Well, in a non-electrical view, I always thought of "sparks" as if you were driving a car at high speed, and suddenly you STOP. Of course, the car won't stop immediately, but it'll move some meters until it really stops. That all because of Inertia.

So, to understand SPARKS in a childish way , I think of electrons moving through a wire when suddenly you disconnect the circuit. The electrons, for an instant, will try to continue moving because they can't stop immediately (the same as the car).

Thinking a little more "electrically", you can think one reason is the "space" between the contacts you are separating: in the begining of the circuit opening, while the gap between contacts is increasing, for a short time there's a small space between wires, resulting in a little space of AIR, so there's enough electric force to break air impedance, enabling electrons to flow in that short time.
Of course, this is in the case of high current values (or high voltage).

Complete theory was given previously.

Good-bye.

 

[AndrzejM]

Hello.

Well, in a non-electrical view, I always thought of "sparks" as if you were driving a car at high speed, and suddenly you STOP. Of course, the car won't stop immediately, but it'll move some meters until it really stops.
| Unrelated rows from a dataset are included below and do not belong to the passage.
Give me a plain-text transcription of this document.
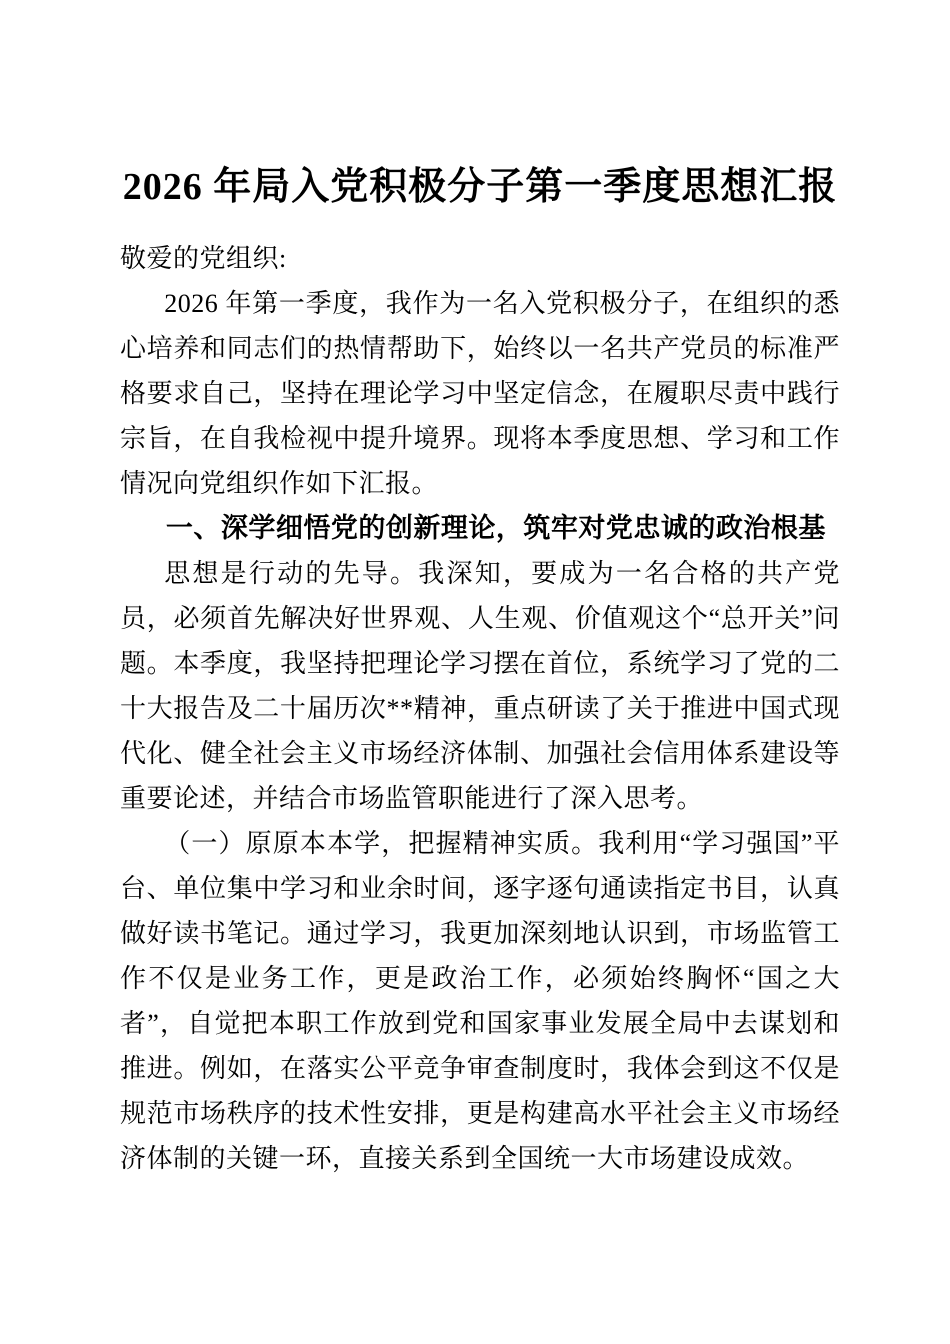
2026 年局入党积极分子第一季度思想汇报

敬爱的党组织:

2026 年第一季度，我作为一名入党积极分子，在组织的悉心培养和同志们的热情帮助下，始终以一名共产党员的标准严格要求自己，坚持在理论学习中坚定信念，在履职尽责中践行宗旨，在自我检视中提升境界。现将本季度思想、学习和工作情况向党组织作如下汇报。

一、深学细悟党的创新理论，筑牢对党忠诚的政治根基

思想是行动的先导。我深知，要成为一名合格的共产党员，必须首先解决好世界观、人生观、价值观这个“总开关”问题。本季度，我坚持把理论学习摆在首位，系统学习了党的二十大报告及二十届历次**精神，重点研读了关于推进中国式现代化、健全社会主义市场经济体制、加强社会信用体系建设等重要论述，并结合市场监管职能进行了深入思考。

（一）原原本本学，把握精神实质。我利用“学习强国”平台、单位集中学习和业余时间，逐字逐句通读指定书目，认真做好读书笔记。通过学习，我更加深刻地认识到，市场监管工作不仅是业务工作，更是政治工作，必须始终胸怀“国之大者”，自觉把本职工作放到党和国家事业发展全局中去谋划和推进。例如，在落实公平竞争审查制度时，我体会到这不仅是规范市场秩序的技术性安排，更是构建高水平社会主义市场经济体制的关键一环，直接关系到全国统一大市场建设成效。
That all because of Inertia.

I can add that the mechanical and electrical phenomena are described by the same math equations:
F = m * a = m (dv / dt) (force = mass x velocity increase per second)
velocity increase per second = acceleration
E= m v^2 /2 (energy = mass x velocity to second power)

voltage U - force F , mass - m - inductance - L , velocity v - current -I :

U = L ( dI / dt)
E = I^2 L /2

 

[gupta]

when you creat high potetential difference between very small air gap, air in the gap becomes ionize and began to pass electricity.
same happens when you switch on or off a circuit it begins to conduct before formation of intimate contact and passes current according to power of load connected.
thus it creat sparks

 

[Big Boy]

Spikes, when disconnecting a wire or fliping off a switch, are created because of the inductive property of the circuits.
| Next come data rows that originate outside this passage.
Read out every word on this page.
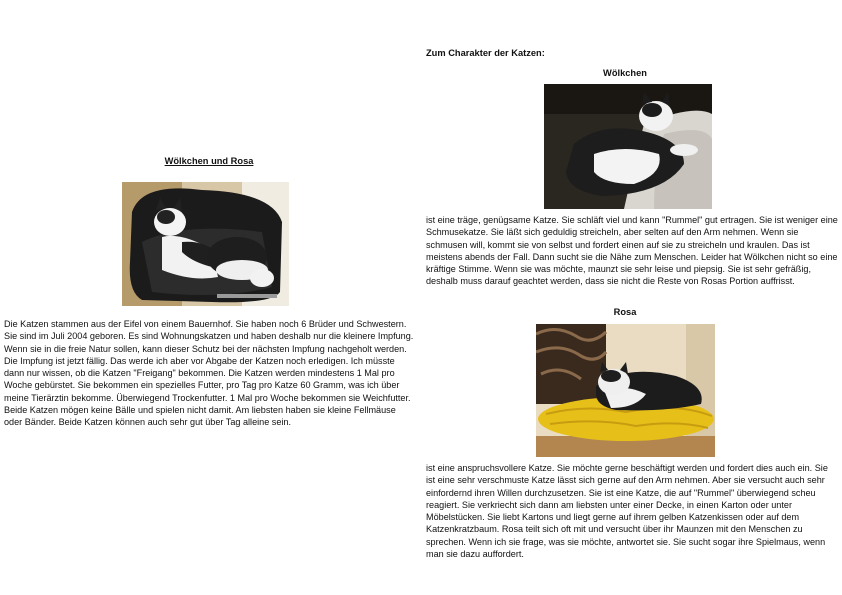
Wölkchen und Rosa

Die Katzen stammen aus der Eifel von einem Bauernhof. Sie haben noch 6 Brüder und Schwestern. Sie sind im Juli 2004 geboren. Es sind Wohnungskatzen und haben deshalb nur die kleinere Impfung. Wenn sie in die freie Natur sollen, kann dieser Schutz bei der nächsten Impfung nachgeholt werden. Die Impfung ist jetzt fällig. Das werde ich aber vor Abgabe der Katzen noch erledigen. Ich müsste dann nur wissen, ob die Katzen "Freigang" bekommen. Die Katzen werden mindestens 1 Mal pro Woche gebürstet. Sie bekommen ein spezielles Futter, pro Tag pro Katze 60 Gramm, was ich über meine Tierärztin bekomme. Überwiegend Trockenfutter. 1 Mal pro Woche bekommen sie Weichfutter. Beide Katzen mögen keine Bälle und spielen nicht damit. Am liebsten haben sie kleine Fellmäuse oder Bänder. Beide Katzen können auch sehr gut über Tag alleine sein.

Zum Charakter der Katzen:
Wölkchen

ist eine träge, genügsame Katze. Sie schläft viel und kann "Rummel" gut ertragen. Sie ist weniger eine Schmusekatze. Sie läßt sich geduldig streicheln, aber selten auf den Arm nehmen. Wenn sie schmusen will, kommt sie von selbst und fordert einen auf sie zu streicheln und kraulen. Das ist meistens abends der Fall. Dann sucht sie die Nähe zum Menschen. Leider hat Wölkchen nicht so eine kräftige Stimme. Wenn sie was möchte, maunzt sie sehr leise und piepsig. Sie ist sehr gefräßig, deshalb muss darauf geachtet werden, dass sie nicht die Reste von Rosas Portion auffrisst.

Rosa

ist eine anspruchsvollere Katze. Sie möchte gerne beschäftigt werden und fordert dies auch ein. Sie ist eine sehr verschmuste Katze lässt sich gerne auf den Arm nehmen. Aber sie versucht auch sehr einfordernd ihren Willen durchzusetzen. Sie ist eine Katze, die auf "Rummel" überwiegend scheu reagiert. Sie verkriecht sich dann am liebsten unter einer Decke, in einen Karton oder unter Möbelstücken. Sie liebt Kartons und liegt gerne auf ihrem gelben Katzenkissen oder auf dem Katzenkratzbaum. Rosa teilt sich oft mit und versucht über ihr Maunzen mit den Menschen zu sprechen. Wenn ich sie frage, was sie möchte, antwortet sie. Sie sucht sogar ihre Spielmaus, wenn man sie dazu auffordert.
In an inductor (or inductive circuit), the currect can not change instently. This is the opposite of a capacitor (or capacitive circuit) where the voltage can not change instently.

So, imagine a circuit where you have current flowing and you disconnect the wire. At the moment the wire is disconnected (or the switch is flipped off), some current will continue to flow in the wire for a brief moment. Since there is no power source feeding the circuit, but that electrons continue to flow, the lead of the wire you disconnect, or the pole of the switch you turn off, will get at a very high voltage (can be in the order of a few thousands volts depending on the current and the inductance of the curcuit). It is this voltage that create a spark. The bigger the current and inductance, the bigger the spark. For example, unpluging a big motor while it's running can fuse the connector leads.

This effect is also present in relays and in switching power-supply (to name a few) and have to be taken into account (or else, the relay of power supply would be destroyed). In this case though, a diode is used to limit the voltage to safe level (and let the current loop through the diode when the circuit is open).